If Als made a conscious decision to view society from the outside in, Flanagan has always seen it from the inside out. Daughter of the novelist Thomas Flanagan (who grew up Irish in Greenwich, Connecticut), the reviewer met Ben Schwarz's wife when the two women taught together at a prep school in L.A. When Schwarz took over the Atlantic's books section, he immediately asked Flanagan to experiment with a new form.
"Caitlin has a true interest in, and affection for, popular culture," says Schwarz. "She's penetrating but doesn't always look at it with just a sneer." So does she sneer sometimes? "She would acknowledge some snobbery in her outlook," he says, adding, "Because she has a strong sense of her own heritage, it bothers her when class aspiration inspires people to do things that have nothing to do with their background."
Flanagan's first Atlantic piece purported to be a review of 12 books on marriage, but was actually a lament on the way expensive "white weddings" are now marketed as a status symbol to the hoi polloi. Old-fashioned brides did not scour sample sales for Vera Wang gowns, she noted, nor did they buy Bride's to learn honeymoon tricks involving "acrylic pearls [and] some water-based personal lubricant."

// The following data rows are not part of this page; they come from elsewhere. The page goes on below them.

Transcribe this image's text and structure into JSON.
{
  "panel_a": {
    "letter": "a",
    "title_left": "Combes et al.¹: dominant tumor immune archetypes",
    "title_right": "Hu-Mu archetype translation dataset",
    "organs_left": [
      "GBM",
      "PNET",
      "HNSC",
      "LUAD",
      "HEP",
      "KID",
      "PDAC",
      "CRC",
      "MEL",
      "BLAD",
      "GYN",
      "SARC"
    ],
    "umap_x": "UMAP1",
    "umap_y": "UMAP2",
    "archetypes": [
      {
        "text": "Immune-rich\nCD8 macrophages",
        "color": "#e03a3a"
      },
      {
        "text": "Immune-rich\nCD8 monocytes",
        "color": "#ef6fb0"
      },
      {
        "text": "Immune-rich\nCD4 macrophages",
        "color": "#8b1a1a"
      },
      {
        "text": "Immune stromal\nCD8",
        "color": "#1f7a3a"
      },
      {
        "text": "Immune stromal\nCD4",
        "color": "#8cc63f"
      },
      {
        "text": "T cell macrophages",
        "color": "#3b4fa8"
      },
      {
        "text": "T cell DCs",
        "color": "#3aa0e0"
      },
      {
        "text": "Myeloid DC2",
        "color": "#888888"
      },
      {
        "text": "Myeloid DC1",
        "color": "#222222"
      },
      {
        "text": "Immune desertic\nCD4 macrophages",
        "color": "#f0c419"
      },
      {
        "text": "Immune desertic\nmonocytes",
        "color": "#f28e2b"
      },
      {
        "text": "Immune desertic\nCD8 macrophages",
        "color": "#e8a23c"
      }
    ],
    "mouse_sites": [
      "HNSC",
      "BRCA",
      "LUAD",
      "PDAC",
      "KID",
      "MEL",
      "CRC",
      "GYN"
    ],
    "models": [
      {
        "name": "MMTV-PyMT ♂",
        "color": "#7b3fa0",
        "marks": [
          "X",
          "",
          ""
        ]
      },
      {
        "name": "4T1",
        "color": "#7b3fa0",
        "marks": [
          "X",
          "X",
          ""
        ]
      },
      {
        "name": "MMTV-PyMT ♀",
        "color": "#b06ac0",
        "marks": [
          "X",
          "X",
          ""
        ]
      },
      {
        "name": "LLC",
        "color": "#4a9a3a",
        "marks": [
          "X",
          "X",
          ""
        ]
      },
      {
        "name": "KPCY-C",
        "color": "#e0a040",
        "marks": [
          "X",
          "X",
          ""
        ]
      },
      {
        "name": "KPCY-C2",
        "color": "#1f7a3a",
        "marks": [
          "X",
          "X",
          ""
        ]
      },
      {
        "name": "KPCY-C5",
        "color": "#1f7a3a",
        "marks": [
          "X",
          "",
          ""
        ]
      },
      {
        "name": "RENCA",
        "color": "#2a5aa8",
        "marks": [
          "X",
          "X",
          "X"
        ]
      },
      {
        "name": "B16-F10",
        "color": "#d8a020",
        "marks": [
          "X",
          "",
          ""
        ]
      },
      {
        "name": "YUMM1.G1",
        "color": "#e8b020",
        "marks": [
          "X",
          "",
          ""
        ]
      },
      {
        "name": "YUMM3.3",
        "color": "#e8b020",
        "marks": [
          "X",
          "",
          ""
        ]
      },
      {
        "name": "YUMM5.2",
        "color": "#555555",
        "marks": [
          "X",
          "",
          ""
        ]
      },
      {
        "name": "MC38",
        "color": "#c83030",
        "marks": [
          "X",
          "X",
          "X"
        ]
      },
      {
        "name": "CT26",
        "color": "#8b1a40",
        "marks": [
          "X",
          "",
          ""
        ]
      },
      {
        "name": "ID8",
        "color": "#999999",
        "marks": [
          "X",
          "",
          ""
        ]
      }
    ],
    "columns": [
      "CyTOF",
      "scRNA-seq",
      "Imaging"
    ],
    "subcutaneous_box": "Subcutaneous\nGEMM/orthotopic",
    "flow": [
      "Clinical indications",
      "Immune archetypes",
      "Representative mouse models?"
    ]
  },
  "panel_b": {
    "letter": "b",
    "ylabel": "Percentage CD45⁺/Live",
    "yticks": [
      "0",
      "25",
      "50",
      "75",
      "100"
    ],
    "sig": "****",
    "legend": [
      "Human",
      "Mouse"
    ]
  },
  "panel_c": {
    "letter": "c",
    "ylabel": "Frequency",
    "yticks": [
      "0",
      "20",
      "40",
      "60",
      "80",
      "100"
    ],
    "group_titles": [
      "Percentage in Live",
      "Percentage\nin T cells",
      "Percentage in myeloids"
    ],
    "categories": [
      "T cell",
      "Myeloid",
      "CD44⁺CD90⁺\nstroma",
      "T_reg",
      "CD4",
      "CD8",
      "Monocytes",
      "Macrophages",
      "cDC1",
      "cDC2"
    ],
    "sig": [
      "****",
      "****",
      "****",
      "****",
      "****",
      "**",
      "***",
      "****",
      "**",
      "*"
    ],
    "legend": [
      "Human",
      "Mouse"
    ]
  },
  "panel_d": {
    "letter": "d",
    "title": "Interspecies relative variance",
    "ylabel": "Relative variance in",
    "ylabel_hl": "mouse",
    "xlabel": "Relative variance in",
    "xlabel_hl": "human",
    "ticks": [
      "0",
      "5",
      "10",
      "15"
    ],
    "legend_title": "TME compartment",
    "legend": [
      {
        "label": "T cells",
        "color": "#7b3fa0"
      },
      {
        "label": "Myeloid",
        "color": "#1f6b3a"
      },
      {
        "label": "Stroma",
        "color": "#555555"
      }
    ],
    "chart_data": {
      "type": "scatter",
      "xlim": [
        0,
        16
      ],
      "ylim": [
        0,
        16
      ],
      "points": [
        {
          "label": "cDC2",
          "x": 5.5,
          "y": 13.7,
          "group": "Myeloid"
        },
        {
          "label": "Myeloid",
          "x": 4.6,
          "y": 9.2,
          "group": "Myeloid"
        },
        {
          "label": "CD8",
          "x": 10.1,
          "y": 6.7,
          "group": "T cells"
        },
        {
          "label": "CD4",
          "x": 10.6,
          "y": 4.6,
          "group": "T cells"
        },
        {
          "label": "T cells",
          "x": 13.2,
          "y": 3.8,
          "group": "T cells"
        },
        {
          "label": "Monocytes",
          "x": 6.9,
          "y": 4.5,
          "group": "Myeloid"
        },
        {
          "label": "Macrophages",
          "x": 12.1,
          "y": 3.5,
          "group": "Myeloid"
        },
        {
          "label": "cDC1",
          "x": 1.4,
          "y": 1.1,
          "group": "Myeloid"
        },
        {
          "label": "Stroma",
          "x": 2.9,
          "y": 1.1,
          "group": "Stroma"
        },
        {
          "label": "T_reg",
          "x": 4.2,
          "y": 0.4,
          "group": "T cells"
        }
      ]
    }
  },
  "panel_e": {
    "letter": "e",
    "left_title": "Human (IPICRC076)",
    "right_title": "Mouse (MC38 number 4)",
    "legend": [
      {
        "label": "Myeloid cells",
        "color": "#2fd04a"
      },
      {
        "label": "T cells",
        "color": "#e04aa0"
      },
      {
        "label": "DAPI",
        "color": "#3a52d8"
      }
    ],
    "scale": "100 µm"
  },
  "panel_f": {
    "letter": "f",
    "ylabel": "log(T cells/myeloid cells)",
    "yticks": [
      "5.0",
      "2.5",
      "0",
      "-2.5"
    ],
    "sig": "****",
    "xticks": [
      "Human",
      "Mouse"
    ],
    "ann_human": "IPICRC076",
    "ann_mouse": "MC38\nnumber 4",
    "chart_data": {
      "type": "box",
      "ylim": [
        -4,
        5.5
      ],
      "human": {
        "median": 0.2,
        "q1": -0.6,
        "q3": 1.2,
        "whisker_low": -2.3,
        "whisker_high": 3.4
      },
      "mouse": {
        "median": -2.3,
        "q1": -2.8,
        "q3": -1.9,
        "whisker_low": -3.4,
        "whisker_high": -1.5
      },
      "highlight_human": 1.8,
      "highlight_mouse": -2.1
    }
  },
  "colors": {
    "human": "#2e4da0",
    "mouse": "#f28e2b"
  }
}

In her ASME piece on Ivy League admissions, Flanagan mocks the way upper-class parents and children lust after the "best school," and concludes that truly smart kids don't need "some Ferrari of a college nudging them" toward a great educationbecause they will seek enlightenment wherever they go. She didn't point out that reading ASME submissions could be a fantastic writing course unto itself.